Breaking

Friday, August 30, 2019

Redaktur

Status Tanah Desa Cimahi Digugat Warga Cibatu

Kantor Desa Cimahi Cicantayan
Kantor Pemerintah Desa Cimahi.
sukabumiNews, CISAAT – Tanah yang saat ini digunakan menjadi kantor desa Cimahi, Kecamatan Cicantayan, Kabupaten Sukabumi, dipermasalahkan oleh penggugat dari kalangan warga yang mengklaim diri sebagai ahli waris bernama Rahmat (80), warga Kampung Bojongkaung Rt. 010/002, Desa Cibatu, Kecamatan Cisaat, Kabupaten Sukabumi Jawa Barat. 

Rahmat dengan lugas menjelaskan status tanah yang saat ini dijadikan kantor Pemdes Cimahi itu. Dalam mengungkap status tanah, Rahmat menunjukan berbagai bukti kepemilikan tanah yang diklaim milik keluarga besarnya.

Tanah tersebut terletak di Kp. Paledang Blok 2 Persil 25 pinggir jalan raya Provinsi jalur Sukabumi-Cibadak seluas kurang lebih 1.500 meter.

Kronologi kepemilikan tanah diungkapkan Rahmat berawal pada tahun 1955. Saat itu, kata Dia, masih jaman kependudukan Belanda di Indonesia. Pada tahun 1955 itu, Ayah Rahmat yang bernama Eeng memperbolehkan warga untuk membangun balai desa di atas lahan miliknya. Bersamaan dengan izin itu, Sang kakek bernama Shaleh dipercaya menjadi kepala desa setempat. Selang beberapa bulan, pada akhir 1956, Shaleh mengundurkan diri dari jabatannya.

Menjelang Pemilu yang digelar secara langsung pada 1956, Shaleh berpulang ke sang Khalik. Selang beberapa saat, jabatan kepala desa dipimpin oleh Oyin. Menurut penuturan Rahmat, yang saat itu masih berusia belasan tahun, Oyin bermusyawarah dengan ayahnya bernama Eeng dan keluarga besarnya agar status tanah tetap bisa dipakai sementara waktu lantaran saat itu, kata Rahmat, tidak ada satu pun warga yang mempunyai tanah lebih di daerah Cimahi, sehingga keluarga besar memutuskan untuk tetap digunakan sebelum pada akhirnya ada tanah pengganti dari Pemerintah waktu itu.

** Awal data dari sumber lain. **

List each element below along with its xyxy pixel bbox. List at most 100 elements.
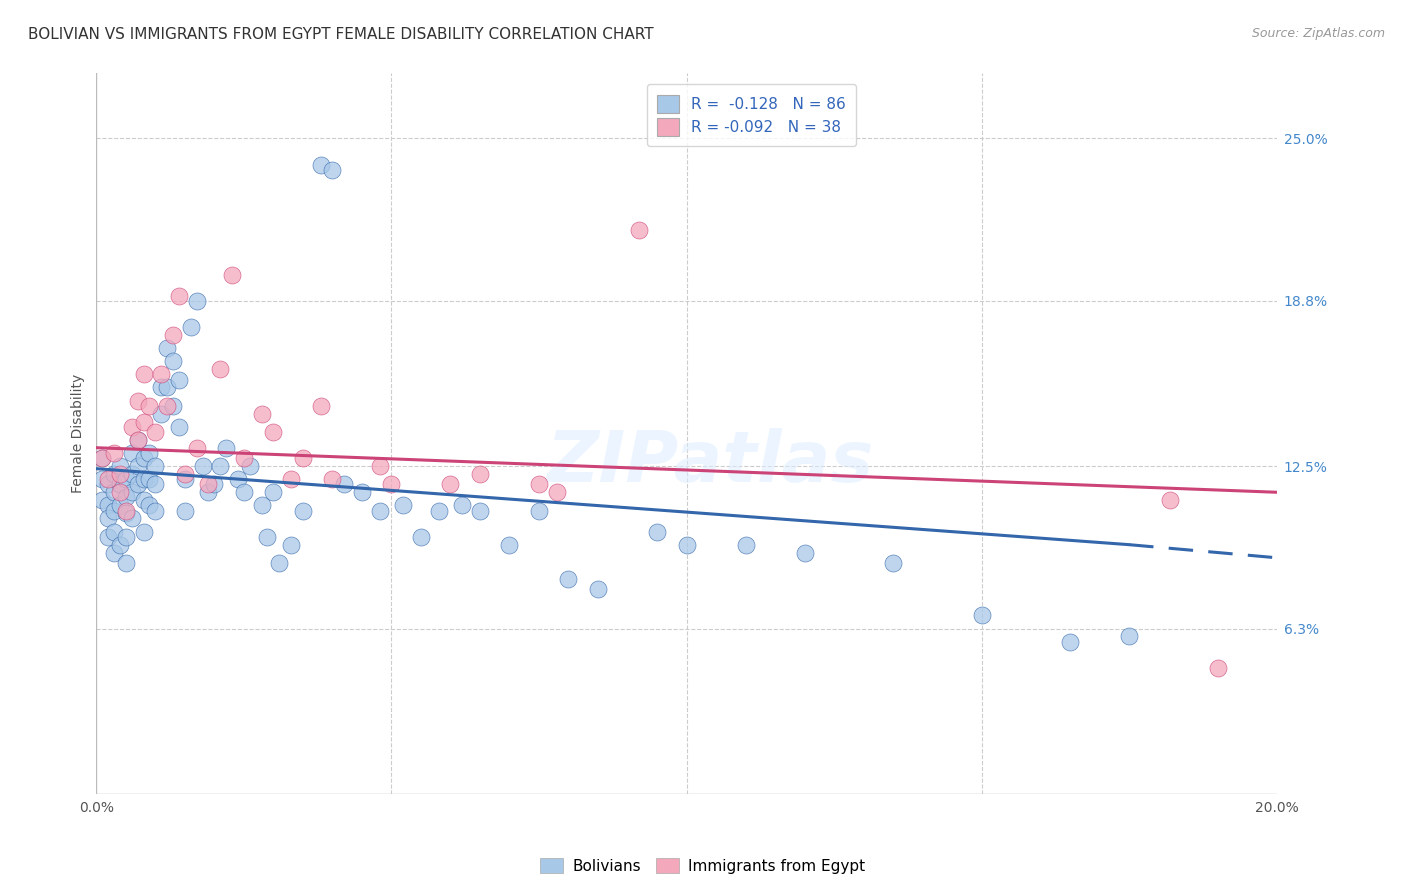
Point: [173, 503, 195, 517]
Text: Source: ZipAtlas.com: Source: ZipAtlas.com: [1251, 27, 1385, 40]
Point: [1059, 634, 1081, 648]
Point: [180, 320, 202, 334]
Point: [150, 380, 173, 394]
Point: [103, 524, 125, 539]
Point: [409, 530, 432, 544]
Point: [156, 341, 179, 355]
Point: [132, 451, 155, 466]
Point: [138, 399, 160, 413]
Point: [309, 158, 332, 172]
Point: [162, 399, 184, 413]
Point: [468, 467, 491, 481]
Point: [173, 467, 195, 481]
Point: [103, 503, 125, 517]
Point: [145, 458, 167, 473]
Point: [380, 477, 402, 491]
Point: [256, 530, 278, 544]
Point: [127, 477, 149, 491]
Text: ZIPatlas: ZIPatlas: [547, 427, 873, 497]
Point: [392, 499, 415, 513]
Point: [186, 293, 208, 308]
Point: [127, 433, 149, 447]
Point: [91, 451, 114, 466]
Point: [498, 538, 520, 552]
Point: [115, 506, 138, 520]
Point: [103, 467, 125, 481]
Point: [262, 425, 284, 439]
Point: [91, 493, 114, 508]
Point: [150, 407, 173, 421]
Point: [132, 415, 155, 429]
Point: [97, 511, 120, 525]
Point: [145, 503, 167, 517]
Point: [132, 493, 155, 508]
Point: [232, 485, 254, 500]
Point: [368, 503, 391, 517]
Point: [368, 458, 391, 473]
Point: [103, 446, 125, 460]
Point: [108, 477, 131, 491]
Point: [115, 491, 138, 505]
Point: [291, 451, 314, 466]
Point: [321, 472, 343, 486]
Point: [97, 530, 120, 544]
Point: [209, 362, 232, 376]
Point: [262, 485, 284, 500]
Point: [202, 477, 225, 491]
Point: [350, 485, 373, 500]
Point: [91, 472, 114, 486]
Point: [1118, 629, 1140, 643]
Legend: Bolivians, Immigrants from Egypt: Bolivians, Immigrants from Egypt: [534, 852, 872, 880]
Point: [121, 485, 143, 500]
Point: [546, 485, 568, 500]
Point: [173, 472, 195, 486]
Point: [675, 538, 697, 552]
Point: [103, 485, 125, 500]
Text: BOLIVIAN VS IMMIGRANTS FROM EGYPT FEMALE DISABILITY CORRELATION CHART: BOLIVIAN VS IMMIGRANTS FROM EGYPT FEMALE…: [28, 27, 654, 42]
Point: [269, 556, 291, 570]
Point: [115, 472, 138, 486]
Point: [215, 441, 238, 455]
Point: [97, 499, 120, 513]
Point: [91, 451, 114, 466]
Point: [226, 472, 249, 486]
Point: [156, 399, 179, 413]
Point: [427, 503, 450, 517]
Point: [162, 328, 184, 343]
Point: [108, 499, 131, 513]
Point: [309, 399, 332, 413]
Point: [291, 503, 314, 517]
Point: [115, 503, 138, 517]
Point: [127, 393, 149, 408]
Point: [162, 354, 184, 368]
Point: [468, 503, 491, 517]
Point: [138, 499, 160, 513]
Point: [167, 419, 190, 434]
Point: [250, 499, 273, 513]
Point: [527, 503, 550, 517]
Point: [167, 289, 190, 303]
Point: [191, 458, 214, 473]
Point: [145, 477, 167, 491]
Point: [239, 458, 262, 473]
Point: [108, 485, 131, 500]
Point: [221, 268, 243, 282]
Point: [557, 572, 579, 586]
Point: [108, 458, 131, 473]
Point: [209, 458, 232, 473]
Point: [197, 485, 219, 500]
Point: [138, 472, 160, 486]
Point: [734, 538, 756, 552]
Point: [156, 380, 179, 394]
Point: [970, 608, 993, 623]
Point: [97, 472, 120, 486]
Point: [127, 433, 149, 447]
Point: [115, 556, 138, 570]
Point: [108, 467, 131, 481]
Point: [439, 477, 461, 491]
Point: [250, 407, 273, 421]
Point: [132, 524, 155, 539]
Point: [138, 446, 160, 460]
Point: [527, 477, 550, 491]
Point: [121, 511, 143, 525]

Pak Rahmat menunjukan berbagai bukti kepemilikan tanah yang diklaim milik keluarga besarnya.
Berpuluh-puluh tahun ikhwal tanah tersebut seolah dikuasai oleh Pemdes Cimahi. Dari kepemimpinan kades Bayong, Hasim, Shaleh, Oyin, Saroji, H. Djunaedi, Abas, Adang, Dedem hingga kades saat ini, Aba, permasalahan masih belum ada titik temu. Sehingga, keluarga besar Rahmat sebagi ahli waris dari ayahnya bernama Meeng, mempermasalahkan dan menggugat pihak Desa Cimahi untuk mengembalikan hak tanah tersebut kepada keluarga pemilik sah.

"Kami merasa didzolimi oleh pemerintah desa Cimahi. Sudah berkali-kali bermusyawarah tapi hasilnya selalu nihil. Untuk membuktikan kebenaran atas kepemilikan tanah, kami memiliki saksi-saksi yang masih hidup," ungkap Rahmat kepada sukabumiNews saat ditemui di kediamannya di Kp. Kampung Bojongkaung Rt. 010/002, Desa Cibatu, Kecamatan Cisaat, Kabupaten Sukabumi, Jumat (30/08/2019).

Saksi-saksi itu lanjut Dia, salahsatunya ada 2 orang saksi berusia di atas 80 tahun. Mereka tutur Dia, pernah menjadi babinsa di desa Cimahi dansatu lainnya pernah menjadi kadus pada masa orde baru.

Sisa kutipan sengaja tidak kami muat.